Pandas in Beijing Zoo, for example, lost their breeding capabilities and had to be shipped to Sichuan to be artificially inseminated. "Although captive-bred pandas resemble wild ones, they are actually quite different," Hu told Sanlian Life Week.

Close breeding is another issue threatening the health of pandas in captivity. More than a quarter of the world's captive-bred panda population descended from the same male giant panda, Panpan, who was thought to have over 130 descendants.

Panpan died in December 28, 2016, as the oldest male giant panda in captivity. While he is considered a "hero" for populating China's panda species, he nevertheless exacerbates close breeding among pandas.

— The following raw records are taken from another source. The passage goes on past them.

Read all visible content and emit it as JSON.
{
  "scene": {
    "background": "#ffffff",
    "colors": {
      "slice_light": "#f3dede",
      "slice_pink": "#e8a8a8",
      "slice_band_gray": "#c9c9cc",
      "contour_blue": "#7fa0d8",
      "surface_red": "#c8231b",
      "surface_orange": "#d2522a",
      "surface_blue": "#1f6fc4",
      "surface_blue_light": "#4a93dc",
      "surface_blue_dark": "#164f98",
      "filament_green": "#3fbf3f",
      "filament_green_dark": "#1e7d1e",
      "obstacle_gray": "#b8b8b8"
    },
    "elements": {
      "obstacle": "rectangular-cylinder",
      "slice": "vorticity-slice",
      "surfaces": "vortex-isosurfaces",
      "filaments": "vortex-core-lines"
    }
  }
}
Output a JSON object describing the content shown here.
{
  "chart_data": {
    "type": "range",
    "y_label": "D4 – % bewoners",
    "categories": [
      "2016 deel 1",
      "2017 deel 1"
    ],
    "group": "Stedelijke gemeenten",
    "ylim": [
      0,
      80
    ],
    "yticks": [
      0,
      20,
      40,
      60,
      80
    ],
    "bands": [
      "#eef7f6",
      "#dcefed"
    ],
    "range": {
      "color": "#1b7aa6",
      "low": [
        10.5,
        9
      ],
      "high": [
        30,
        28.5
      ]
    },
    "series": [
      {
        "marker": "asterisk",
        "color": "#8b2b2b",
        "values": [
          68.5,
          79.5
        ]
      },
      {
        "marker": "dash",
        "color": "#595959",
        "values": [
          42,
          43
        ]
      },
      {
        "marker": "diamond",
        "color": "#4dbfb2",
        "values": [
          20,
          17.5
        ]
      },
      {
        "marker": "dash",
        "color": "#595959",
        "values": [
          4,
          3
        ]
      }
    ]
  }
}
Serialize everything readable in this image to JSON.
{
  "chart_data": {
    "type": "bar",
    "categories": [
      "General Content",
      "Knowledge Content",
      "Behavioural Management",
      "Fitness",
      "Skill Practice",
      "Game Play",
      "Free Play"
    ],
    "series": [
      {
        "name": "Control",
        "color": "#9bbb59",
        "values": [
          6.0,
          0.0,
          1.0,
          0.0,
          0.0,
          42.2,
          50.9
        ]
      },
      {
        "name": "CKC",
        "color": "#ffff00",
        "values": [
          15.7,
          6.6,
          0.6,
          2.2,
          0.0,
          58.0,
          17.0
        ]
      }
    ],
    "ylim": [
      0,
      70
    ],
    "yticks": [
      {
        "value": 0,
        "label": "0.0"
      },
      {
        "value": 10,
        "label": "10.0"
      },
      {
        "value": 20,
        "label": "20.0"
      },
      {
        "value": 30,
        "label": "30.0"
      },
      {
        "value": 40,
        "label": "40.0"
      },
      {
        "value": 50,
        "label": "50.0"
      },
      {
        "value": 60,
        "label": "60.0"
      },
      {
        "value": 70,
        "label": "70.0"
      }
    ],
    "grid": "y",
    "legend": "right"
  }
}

While captive-bred pandas and even their breeders are becoming stars online thanks to viral videos and live-streaming channels, wild protection stations are troubled by the lack of funding and lack of eligible experts to carry out further research in the wild.

China often offers generous funding for academic research on pandas and captive breeding projects. However, funding wild protection stations are comparatively lacking, according to employees working at these stations.